U-MAIL(ウンコ通信) 2003/10/27
「ヘラ鳥ウォッチング」
えー、マハティール発言の余波はスゴイ。Op−Edのコラムニストたちも、ヒトコト言っておかねば、コケンにカカワル、ってんでイロイロ。NYタイムズのベテランが、マハ氏の立場心情を忖度しての味のあるコメント。このヒトは、経済分野のプロ。9・11テロに続いて、エンロン事件が起きた時、「アメリカの未来にとっては、エンロン事件の方が、9・11テロより重大だ」と言ってノケタご仁。
「MAHATHIR'S STRIDENT BALANCING ACT」:10/23
「マハティ−ルの民族バランス・サーカス」 ポール・クルッグマン
(ニュージャージー・プリンストン発)
マハ氏の「ユダヤ人が代理人使って世界を統治しておる」との発言に対して、ホワイト・ハウスは直ちに「悪意に満ちた意見」と非難した。
モチロン、マハ氏の意見はユルシ難い。しかしこれは、計算済みの言動なのだよ。マハ氏はヌケメのない政治家だ、(小ブッシュのゴトキ)バカでもチョンでもない。
今、ナゼ、彼がアンナコト言ったのかを理解することは、ナゼ、アメリカの外交政策がアンナに下手糞なのかを悟るチャンスでもあるのだよ。
権力濫用のソシリは免れないが、マハ氏は、目先のよく利くイスラムのリーダーであることは衆目一致。マレーシアは誰もが夢見る成功物語のモデル。記録的な経済成長、教育レベルの向上、総体的近代化。イスラムが大多数を占める国としては例が無い。

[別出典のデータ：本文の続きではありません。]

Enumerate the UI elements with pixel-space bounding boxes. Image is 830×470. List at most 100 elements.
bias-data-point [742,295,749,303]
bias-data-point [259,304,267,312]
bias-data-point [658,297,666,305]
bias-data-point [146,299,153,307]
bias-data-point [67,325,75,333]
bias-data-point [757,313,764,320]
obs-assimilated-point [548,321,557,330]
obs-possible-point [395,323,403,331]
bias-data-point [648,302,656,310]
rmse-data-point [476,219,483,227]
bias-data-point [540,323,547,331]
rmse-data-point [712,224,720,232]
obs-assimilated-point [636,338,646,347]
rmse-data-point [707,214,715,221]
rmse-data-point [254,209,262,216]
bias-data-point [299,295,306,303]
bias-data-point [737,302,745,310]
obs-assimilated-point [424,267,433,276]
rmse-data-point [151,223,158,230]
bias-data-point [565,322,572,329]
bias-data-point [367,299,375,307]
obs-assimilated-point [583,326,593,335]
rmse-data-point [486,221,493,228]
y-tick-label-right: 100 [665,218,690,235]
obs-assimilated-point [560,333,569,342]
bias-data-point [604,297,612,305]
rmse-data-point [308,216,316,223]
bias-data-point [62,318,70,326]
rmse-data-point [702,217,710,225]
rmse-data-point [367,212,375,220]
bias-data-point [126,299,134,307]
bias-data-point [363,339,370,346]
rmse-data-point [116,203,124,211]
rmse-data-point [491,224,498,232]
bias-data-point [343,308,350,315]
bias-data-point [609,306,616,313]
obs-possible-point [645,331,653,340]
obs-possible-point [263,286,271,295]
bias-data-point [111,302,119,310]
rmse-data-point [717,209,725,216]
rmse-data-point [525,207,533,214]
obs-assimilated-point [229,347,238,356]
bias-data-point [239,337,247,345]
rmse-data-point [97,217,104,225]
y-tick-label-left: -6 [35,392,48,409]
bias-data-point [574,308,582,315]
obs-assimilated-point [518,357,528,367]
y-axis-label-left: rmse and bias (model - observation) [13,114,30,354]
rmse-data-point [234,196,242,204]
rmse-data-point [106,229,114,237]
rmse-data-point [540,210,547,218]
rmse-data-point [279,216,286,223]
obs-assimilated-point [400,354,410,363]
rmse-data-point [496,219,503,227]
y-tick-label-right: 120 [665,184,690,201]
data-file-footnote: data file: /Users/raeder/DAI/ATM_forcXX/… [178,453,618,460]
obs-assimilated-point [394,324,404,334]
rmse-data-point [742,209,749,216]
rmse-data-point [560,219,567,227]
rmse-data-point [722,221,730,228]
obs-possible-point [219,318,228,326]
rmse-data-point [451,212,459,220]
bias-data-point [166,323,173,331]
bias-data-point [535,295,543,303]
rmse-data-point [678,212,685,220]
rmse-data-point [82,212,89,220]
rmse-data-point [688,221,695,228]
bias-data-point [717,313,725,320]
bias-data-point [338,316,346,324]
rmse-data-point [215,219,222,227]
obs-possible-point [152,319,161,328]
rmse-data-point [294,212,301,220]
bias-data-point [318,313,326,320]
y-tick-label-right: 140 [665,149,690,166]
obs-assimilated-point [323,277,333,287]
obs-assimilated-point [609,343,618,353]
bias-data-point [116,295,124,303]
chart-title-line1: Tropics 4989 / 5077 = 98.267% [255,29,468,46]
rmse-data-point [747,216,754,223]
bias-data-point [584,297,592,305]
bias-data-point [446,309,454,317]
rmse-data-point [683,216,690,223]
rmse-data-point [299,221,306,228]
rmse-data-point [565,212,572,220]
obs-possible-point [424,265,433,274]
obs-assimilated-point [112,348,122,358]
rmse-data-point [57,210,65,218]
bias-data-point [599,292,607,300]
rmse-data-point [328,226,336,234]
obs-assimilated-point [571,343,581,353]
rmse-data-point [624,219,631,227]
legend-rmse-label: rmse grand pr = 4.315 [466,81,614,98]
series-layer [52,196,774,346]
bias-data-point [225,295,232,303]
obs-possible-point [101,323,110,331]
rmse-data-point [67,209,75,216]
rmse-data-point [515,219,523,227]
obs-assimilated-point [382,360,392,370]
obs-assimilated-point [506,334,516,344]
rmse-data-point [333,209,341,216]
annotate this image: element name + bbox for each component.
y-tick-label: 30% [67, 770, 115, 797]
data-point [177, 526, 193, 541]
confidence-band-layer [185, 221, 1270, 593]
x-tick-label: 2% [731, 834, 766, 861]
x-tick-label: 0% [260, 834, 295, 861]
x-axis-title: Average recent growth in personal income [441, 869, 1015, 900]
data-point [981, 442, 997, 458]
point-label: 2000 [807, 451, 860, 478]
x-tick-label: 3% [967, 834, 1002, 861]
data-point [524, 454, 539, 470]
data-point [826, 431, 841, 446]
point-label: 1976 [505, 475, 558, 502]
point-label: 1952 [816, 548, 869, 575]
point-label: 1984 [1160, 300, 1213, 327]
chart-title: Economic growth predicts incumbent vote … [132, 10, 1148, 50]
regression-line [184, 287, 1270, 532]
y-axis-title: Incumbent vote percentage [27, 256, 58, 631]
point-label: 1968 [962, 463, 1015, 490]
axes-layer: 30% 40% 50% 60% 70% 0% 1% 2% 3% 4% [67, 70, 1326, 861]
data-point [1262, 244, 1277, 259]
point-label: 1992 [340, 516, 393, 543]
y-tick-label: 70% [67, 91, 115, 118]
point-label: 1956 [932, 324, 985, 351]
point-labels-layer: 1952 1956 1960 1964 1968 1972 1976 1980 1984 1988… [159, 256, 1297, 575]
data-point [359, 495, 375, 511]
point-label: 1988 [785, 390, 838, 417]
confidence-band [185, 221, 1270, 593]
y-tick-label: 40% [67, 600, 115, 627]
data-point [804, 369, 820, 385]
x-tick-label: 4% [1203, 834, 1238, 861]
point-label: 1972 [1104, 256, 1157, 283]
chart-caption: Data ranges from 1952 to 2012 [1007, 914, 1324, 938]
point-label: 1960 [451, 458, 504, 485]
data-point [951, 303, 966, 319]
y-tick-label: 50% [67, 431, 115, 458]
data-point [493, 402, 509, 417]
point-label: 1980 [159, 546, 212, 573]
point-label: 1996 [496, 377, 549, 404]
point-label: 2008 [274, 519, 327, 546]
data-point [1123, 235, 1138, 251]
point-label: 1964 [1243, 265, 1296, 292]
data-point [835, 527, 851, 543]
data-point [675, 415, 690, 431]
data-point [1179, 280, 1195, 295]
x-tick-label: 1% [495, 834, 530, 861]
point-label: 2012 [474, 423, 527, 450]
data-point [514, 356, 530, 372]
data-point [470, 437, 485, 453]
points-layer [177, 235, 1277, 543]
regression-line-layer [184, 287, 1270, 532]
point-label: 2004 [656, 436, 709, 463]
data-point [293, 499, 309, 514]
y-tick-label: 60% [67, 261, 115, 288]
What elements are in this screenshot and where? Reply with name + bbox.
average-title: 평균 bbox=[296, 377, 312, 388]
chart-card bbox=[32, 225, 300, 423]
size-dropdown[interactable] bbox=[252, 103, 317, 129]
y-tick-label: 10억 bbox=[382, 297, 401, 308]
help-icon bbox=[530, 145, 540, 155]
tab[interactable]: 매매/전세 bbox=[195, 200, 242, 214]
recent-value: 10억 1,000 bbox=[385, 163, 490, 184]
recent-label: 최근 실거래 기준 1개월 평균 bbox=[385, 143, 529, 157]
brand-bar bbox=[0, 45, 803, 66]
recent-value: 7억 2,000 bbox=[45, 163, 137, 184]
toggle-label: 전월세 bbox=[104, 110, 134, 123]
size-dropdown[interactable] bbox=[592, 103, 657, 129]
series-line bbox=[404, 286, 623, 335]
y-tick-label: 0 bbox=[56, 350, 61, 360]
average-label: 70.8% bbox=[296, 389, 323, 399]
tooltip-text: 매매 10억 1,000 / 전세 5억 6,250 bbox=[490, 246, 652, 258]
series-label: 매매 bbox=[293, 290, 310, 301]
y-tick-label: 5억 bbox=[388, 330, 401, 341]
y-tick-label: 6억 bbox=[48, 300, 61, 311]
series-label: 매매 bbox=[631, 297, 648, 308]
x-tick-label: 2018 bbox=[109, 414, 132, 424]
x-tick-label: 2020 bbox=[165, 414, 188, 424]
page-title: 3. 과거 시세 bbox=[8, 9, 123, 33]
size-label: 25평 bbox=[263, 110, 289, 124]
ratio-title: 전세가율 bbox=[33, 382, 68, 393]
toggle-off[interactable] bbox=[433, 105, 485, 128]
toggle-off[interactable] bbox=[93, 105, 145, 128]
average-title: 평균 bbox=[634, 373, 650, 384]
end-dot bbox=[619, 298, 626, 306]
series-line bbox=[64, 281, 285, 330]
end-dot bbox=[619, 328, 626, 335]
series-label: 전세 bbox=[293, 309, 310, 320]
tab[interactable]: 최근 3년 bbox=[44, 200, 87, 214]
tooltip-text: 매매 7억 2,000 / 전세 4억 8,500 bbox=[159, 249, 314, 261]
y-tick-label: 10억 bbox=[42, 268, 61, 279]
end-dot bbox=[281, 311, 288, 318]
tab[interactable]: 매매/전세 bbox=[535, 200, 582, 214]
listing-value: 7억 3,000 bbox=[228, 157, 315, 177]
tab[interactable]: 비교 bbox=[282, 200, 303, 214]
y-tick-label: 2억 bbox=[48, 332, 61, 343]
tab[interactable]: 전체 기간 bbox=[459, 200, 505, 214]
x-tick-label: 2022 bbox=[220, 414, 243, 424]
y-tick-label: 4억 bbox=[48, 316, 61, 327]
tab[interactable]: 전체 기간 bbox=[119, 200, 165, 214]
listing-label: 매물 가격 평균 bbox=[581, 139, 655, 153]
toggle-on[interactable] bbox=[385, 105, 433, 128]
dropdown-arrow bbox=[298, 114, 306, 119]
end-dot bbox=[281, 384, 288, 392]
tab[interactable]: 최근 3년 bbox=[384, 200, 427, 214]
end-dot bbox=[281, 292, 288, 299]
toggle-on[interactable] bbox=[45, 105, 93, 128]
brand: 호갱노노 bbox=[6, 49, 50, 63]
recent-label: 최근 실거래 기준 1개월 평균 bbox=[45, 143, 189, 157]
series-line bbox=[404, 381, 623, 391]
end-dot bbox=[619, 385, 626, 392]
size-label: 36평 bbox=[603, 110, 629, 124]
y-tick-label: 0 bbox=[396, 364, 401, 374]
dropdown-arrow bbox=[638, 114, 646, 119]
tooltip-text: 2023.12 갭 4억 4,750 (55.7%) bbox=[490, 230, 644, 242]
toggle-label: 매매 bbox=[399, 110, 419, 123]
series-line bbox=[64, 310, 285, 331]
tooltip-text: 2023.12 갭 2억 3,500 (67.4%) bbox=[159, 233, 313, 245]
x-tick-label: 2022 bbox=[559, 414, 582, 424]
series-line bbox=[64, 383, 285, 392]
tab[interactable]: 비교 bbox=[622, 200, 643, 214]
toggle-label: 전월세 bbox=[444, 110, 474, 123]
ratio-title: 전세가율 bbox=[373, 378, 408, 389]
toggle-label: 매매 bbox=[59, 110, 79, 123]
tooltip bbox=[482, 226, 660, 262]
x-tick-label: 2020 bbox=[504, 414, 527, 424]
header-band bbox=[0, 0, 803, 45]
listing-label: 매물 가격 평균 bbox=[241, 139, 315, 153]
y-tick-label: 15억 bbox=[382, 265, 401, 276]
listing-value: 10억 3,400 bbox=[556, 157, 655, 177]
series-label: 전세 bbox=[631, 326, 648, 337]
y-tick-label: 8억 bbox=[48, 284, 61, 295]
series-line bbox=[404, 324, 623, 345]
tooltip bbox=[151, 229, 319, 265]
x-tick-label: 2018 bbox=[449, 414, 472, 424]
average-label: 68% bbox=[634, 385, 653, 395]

モンダイとされる、攻撃的28文字以外のコトバを、よく読んでみる必要あり。その大部分は、イスラムへの批判、特にその聖職者への批判だ。
今回の激しいユダヤへ人への批判について言うならば、タシカなのは、これはマレーシア国内の政治的バランスを取るための、マハ氏のテクダだったということ。
1997〜8のアジア金融危機の際、彼はアメリカ政府とIMFの指図した方針に従わず、逆にこれを西欧の投機家の陰謀と非難し、資本の流失にマッタを掛けた。これは西欧のエコノミストの多くから非難されたのだよ。
トドノツマリ、彼の経済政策は正しかった。マレーシアの金融危機は、他のアジア諸国とは違って、傷は浅く、回復も早かったのだ。
当時のマハ氏の行動を見れば分かるように、彼の声高なレトリックは、実際には、国内政治のテリケートな「バランス取り」の一部なのだ。マレーシアはイスラム(人種的にはマレー人)が大多数だが、実業界は少数の中国人が握っていた。
経済成長を保つため、マハ氏は中国少数派の繁栄を見守るしかなく、しかし、民族的テンションを避けるために、コトバ的にマレー民族にオベッカ使わねばならなかったのだ。
そのバランス取りの一部として、マレー系労働者にイイ職業をリザーブしたり、マレー系経営者に特別のビジネス・チャンスを与えたりしたのだ。
マハ氏がIMFの権威に立ち向かったのも、それが、彼のこうした経済システムを支えているクロニズム(血縁主義)を乱すことを怖れたからなのだよ。
先週のマハティール氏の言動は、その線上に在るのだ。アメリカ政府はマレーシアを、対テロ戦争の重要なパートナーと言明しておる。
マハ氏は、国内的な弱みを隠すために、本来はイスラム改革が主眼の演説の中に、西欧に対する憎しみのコトバを挿入しなければななかったのだ。それは、東南アジアのイスラムの間に、反米、反ユダヤ感情がいかに高まっているか、の証明でもあるのだが。
イラク戦争と、イスラエル・シャロン首相へのゼッタイ的な支持のオカゲで、ワシントン政府は、9・11テロ被害への世界の同情を失い、イスラム世界での評価もサイテイに落ち込んでしまっている。
対テロ戦争を、対イスラム戦争と考えているわけでは無いのに、そう思われてしまうように、今、アメリカは行動しておるのだよ。
ウム。ナール。マレー系 VS.中国系のナンヤカヤ。マレーシアがシンガポールと分離した際の要因もコレだった筈。クルッグマンの目ン玉は冷静に事実を見抜いているようだが。